There is a fundamental flaw in this law – often these statues are not torn down, as he put it, “on a whim”.
The most famous example in 2020 of a felled statue is that of slave trader Edward Colston, which was torn down and thrown into Bristol Harbour by Black Lives Matter (BLM) protestors on June 7 2020.
To refer to them as a “baying mob” and declare their actions as whimsical is not only unnecessarily insulting but factually untrue.
In his justification of the new laws, Jenrick wrote: “Local people should have the chance to be consulted whether a monument should stand or not.”
The people of Bristol had that chance – and they took it. In 2014, a poll in the Bristol Post revealed that nearly half of residents wanted the statue gone.
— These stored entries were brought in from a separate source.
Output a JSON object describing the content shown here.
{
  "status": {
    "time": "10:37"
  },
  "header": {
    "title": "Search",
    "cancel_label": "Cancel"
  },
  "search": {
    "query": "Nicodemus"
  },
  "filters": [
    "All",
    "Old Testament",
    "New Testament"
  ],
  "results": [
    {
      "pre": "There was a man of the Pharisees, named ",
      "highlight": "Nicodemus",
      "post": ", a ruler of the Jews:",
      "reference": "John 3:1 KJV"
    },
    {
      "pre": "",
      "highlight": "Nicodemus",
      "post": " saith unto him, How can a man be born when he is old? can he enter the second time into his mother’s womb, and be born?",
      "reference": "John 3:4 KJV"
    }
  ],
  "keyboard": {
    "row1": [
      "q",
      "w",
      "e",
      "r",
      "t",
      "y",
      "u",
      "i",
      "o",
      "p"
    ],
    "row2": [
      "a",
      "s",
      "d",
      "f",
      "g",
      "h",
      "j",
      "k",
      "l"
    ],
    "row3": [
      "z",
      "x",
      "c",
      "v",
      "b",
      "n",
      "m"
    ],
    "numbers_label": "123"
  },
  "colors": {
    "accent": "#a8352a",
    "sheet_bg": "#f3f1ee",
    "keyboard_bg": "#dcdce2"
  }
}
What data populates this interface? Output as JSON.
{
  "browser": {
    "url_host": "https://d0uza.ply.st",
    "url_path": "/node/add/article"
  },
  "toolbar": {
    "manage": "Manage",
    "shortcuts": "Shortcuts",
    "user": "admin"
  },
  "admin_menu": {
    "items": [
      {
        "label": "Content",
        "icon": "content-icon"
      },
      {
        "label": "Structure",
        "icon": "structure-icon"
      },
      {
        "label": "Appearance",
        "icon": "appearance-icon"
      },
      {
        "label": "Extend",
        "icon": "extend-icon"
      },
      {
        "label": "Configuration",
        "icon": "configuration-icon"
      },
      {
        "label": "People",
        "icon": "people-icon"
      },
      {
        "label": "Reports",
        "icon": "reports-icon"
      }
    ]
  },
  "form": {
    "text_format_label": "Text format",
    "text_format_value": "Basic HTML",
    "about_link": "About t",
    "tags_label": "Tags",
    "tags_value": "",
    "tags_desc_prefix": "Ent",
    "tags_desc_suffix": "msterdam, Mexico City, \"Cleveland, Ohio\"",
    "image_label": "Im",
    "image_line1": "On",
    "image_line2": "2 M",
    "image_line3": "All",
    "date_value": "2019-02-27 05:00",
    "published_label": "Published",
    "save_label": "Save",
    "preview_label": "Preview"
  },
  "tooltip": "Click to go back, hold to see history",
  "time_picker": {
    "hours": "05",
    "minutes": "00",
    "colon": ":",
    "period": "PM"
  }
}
Alternative plaques acknowledging Colston’s actions were put up on the statue by activists and removed by Bristol City Council. Although the council came up with its own suggestions, arguments over wording meant that none came to fruition. Over the last six years, petitions calling for the removal of the statue gained thousands of signatures, but nothing happened. All that time the statue remained, commemorating the abridged version of British history that no one in power wanted to challenge.
The tearing down of the statue was not done on a whim. It was the result of years of indecision and inactivity of a council and a society who were reluctant to relinquish their rose-tinted view of their colonial past and face the reality of what happened. It was simple anger at the fact that, had it been white lives that Colston had profited from, the statue would never have been erected in the first place.
If you are looking for examples of what happens when people are listened to, look no further than the statute of Robert Milligan, a notorious slave trader, outside the Museum of London Docklands. Labour councillor Ehtasham Haque set up a petition on the day the Colston statue was toppled asking for it to be taken down. It attracted over 4,000 signatures and the statue was taken down by the Canal and River Trust just two days later.
There are more. The statue of John Cass at the University of East London’s Stratford Campus was peacefully removed. The bust of Hans Sloane in the British Museum was moved to a different exhibition to highlight his involvement in the slave trade. All are examples of calm, orderly removal following fair and honest feedback from society, that are being conveniently ignored by Jenrick and the Government.
The tearing down of the Colston statue was a lot of things; angry, exuberant and powerful. Some may say it was violent, and some may even say it was wrong.
But it was not done on a whim. And for it not to happen again, we need to start listening.